1Based on my diagnosis and history, is this trial worth exploring for me — or is there a standard treatment we should try first?
2What does this trial's phase tell us about how much is already known about its safety and benefit?
3What would taking part actually involve for me — visits, tests, time, and travel?
4What are the known and possible risks or side effects I should weigh, and how would they be monitored?
5If this trial isn't the right fit, what other options or trials would you suggest I look into?
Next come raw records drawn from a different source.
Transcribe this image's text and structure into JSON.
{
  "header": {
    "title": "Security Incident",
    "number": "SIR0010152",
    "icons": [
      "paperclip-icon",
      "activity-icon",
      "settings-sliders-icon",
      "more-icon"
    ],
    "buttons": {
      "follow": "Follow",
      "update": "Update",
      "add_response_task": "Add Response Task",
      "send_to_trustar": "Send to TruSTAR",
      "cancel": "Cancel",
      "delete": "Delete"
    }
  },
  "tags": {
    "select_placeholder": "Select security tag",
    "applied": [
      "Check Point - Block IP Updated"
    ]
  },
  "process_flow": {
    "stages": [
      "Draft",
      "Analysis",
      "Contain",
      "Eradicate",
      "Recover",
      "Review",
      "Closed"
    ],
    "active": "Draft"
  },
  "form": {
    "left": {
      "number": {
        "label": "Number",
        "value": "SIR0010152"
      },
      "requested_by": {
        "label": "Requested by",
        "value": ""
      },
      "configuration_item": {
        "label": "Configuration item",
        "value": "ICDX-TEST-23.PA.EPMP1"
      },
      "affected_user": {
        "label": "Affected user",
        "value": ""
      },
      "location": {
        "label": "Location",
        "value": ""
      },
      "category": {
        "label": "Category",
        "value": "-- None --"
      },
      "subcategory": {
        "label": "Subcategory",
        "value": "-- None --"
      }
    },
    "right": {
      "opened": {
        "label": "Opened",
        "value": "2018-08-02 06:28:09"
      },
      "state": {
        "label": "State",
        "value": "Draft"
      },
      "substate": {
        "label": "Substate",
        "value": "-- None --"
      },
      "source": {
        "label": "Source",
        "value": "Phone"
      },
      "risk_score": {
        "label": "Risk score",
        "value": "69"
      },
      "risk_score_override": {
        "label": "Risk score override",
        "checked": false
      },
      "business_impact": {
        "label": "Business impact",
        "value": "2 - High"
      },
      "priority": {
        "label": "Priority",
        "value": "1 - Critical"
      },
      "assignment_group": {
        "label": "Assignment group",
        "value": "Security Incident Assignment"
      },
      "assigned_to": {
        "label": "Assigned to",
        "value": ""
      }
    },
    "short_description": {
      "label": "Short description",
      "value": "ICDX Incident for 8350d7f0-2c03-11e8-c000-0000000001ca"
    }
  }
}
Generated to help you prepare — always confirm anything about your own eligibility and care with the study team and your doctor.
Questions for the trial coordinator
The trial coordinator is the person who runs the study day to day. These cover the practical side — logistics, costs, and what taking part would actually mean for your life. The study team confirms whether you meet the criteria; these are questions to ask, not a sign you qualify.
1What does taking part actually involve week to week — how many visits, where, and how long does each one take?
2What costs are covered by the study, and what might I have to pay for myself, including travel, parking, or time off work?
3What happens during screening, and what happens if the study team confirms I don't meet the criteria after those tests?
4Who pays for the scans, blood work, and other tests the trial requires — the study, my insurance, or me?
5How will being in the trial affect my regular care, and will my own doctor stay informed and involved?
6Can I leave the trial at any point if I change my mind, and what would happen to my care if I do?
A starting point for the conversation — always confirm anything about your own eligibility, costs, and care with the study team and your doctor.